A vertente humana, a par do fascínio pela descoberta do porquê das coisas, são a principal chave do seu interesse pelas Neurociências e pelo modo como funciona o cérebro. “Acho o cérebro um órgão fascinante, porque nos permite o relacionamento com o mundo exterior e com os outros, e a compreensão desse mesmo mundo exterior. É através do funcionamento do cérebro que se geram as diversas capacidades que permitem a interação com os outros, desde a linguagem, às emoções, aos sentimentos… a tudo isto, que, no fundo, constitui, na minha ótica, a verdadeira vida, não é? Porque para mim, na vida, mais do que as instituições, contam as pessoas, e o modo como se relacionam”.
Catarina Resende de Oliveira é pragmática quanto ao passar dos anos. Mantém a sua atividade física e intelectual, mas, admite, tem “a perfeita noção de que o tempo não perdoa, porque o envelhecimento é um processo natural e temos de olhar para ele nesse sentido”. Por isso, diz que, “antes de perder essa capacidade física”, há um sonho que quer concretizar: ir à Índia. “Gostava de ir à Índia sem tempo determinado… Gostava de ir à Índia, não para ver a Europa, mas para ver a Índia com todos os seus contrastes. Gostava de seguir o percurso que os portugueses lá fizeram. Quero ir à Índia para andar de comboio, no meio das galinhas, dos perus, das pessoas, dos cheiros, das cores, de tudo isso”, confidencia.

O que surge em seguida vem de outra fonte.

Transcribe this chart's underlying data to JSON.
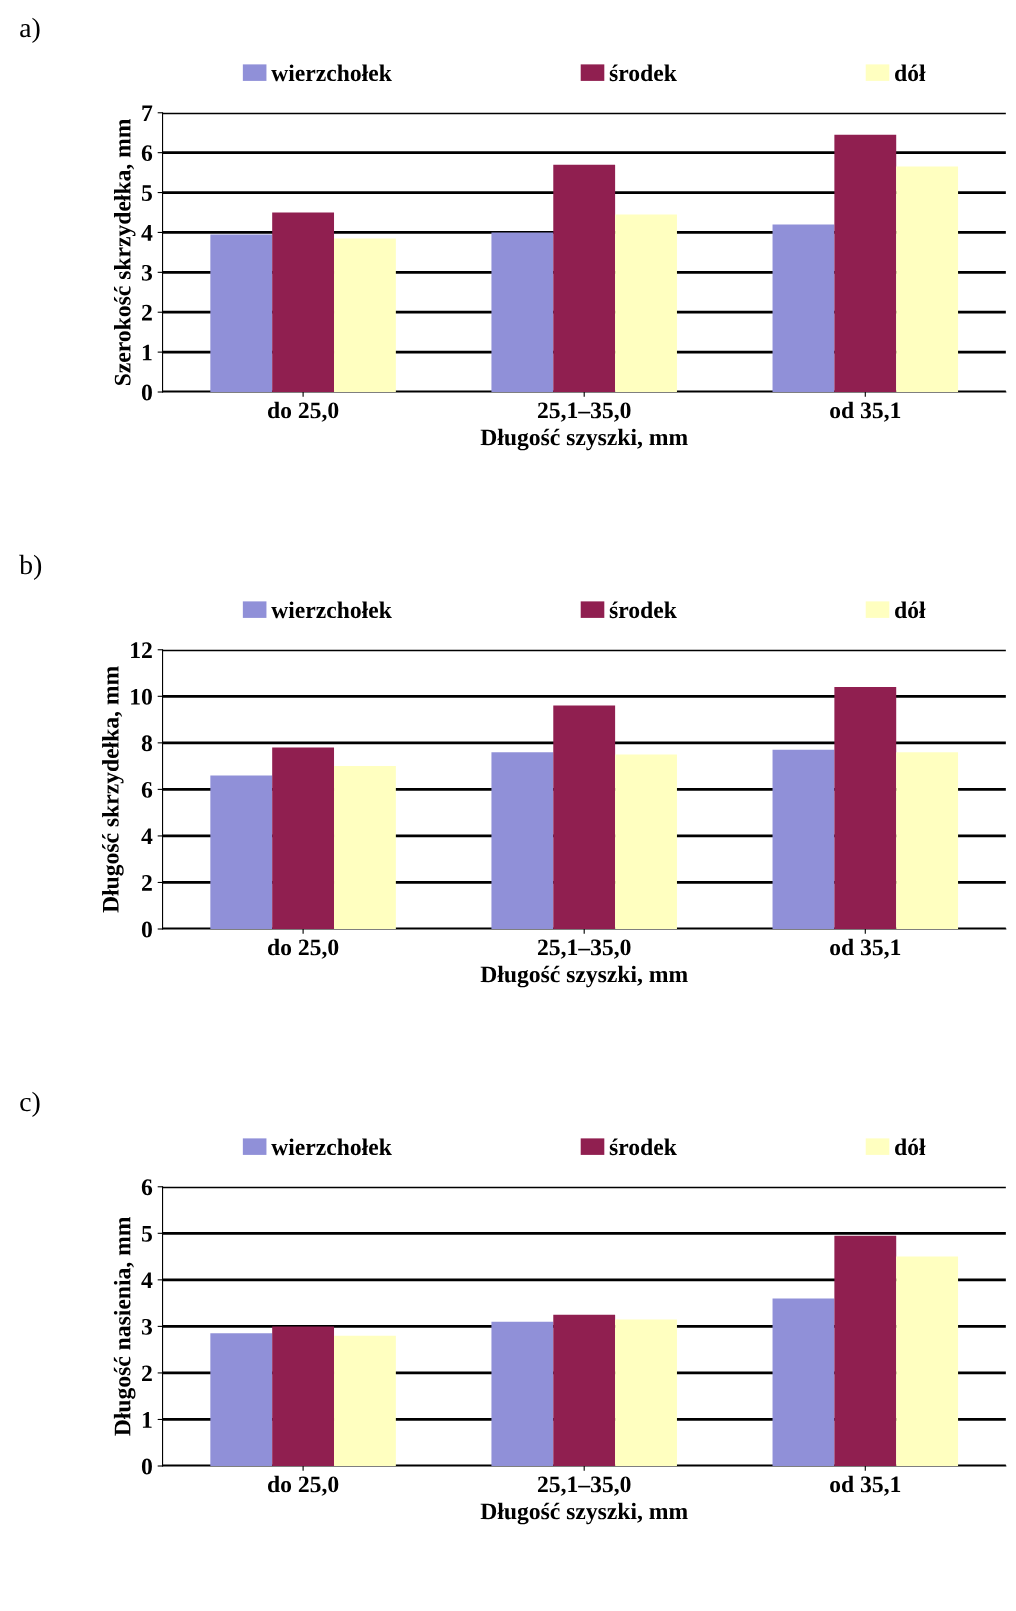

Ao sonho da viagem à Índia, junta-se um outro. “Eu gostava muito de ver construído, não só construído, mas a funcionar em pleno, um instituto de investigação na área biomédica, aqui, instalado no Polo III, com grupos de investigação em novas áreas, contratados do exterior – e para isso o projeto do Instituto Multidisciplinar do Envelhecimento (MIA) é extremamente importante – conjuntamente com os melhores grupos de investigação que já temos atualmente em Coimbra, e que são excelentes”. Mais um sonho com pernas para andar. “Às vezes, costumo dizer que, quando isso acontecer, eu já vou ser muito velhinha, mas… arranjem-me uma cadeirinha que eu só quero ver-vos entrar lá!”, brinca.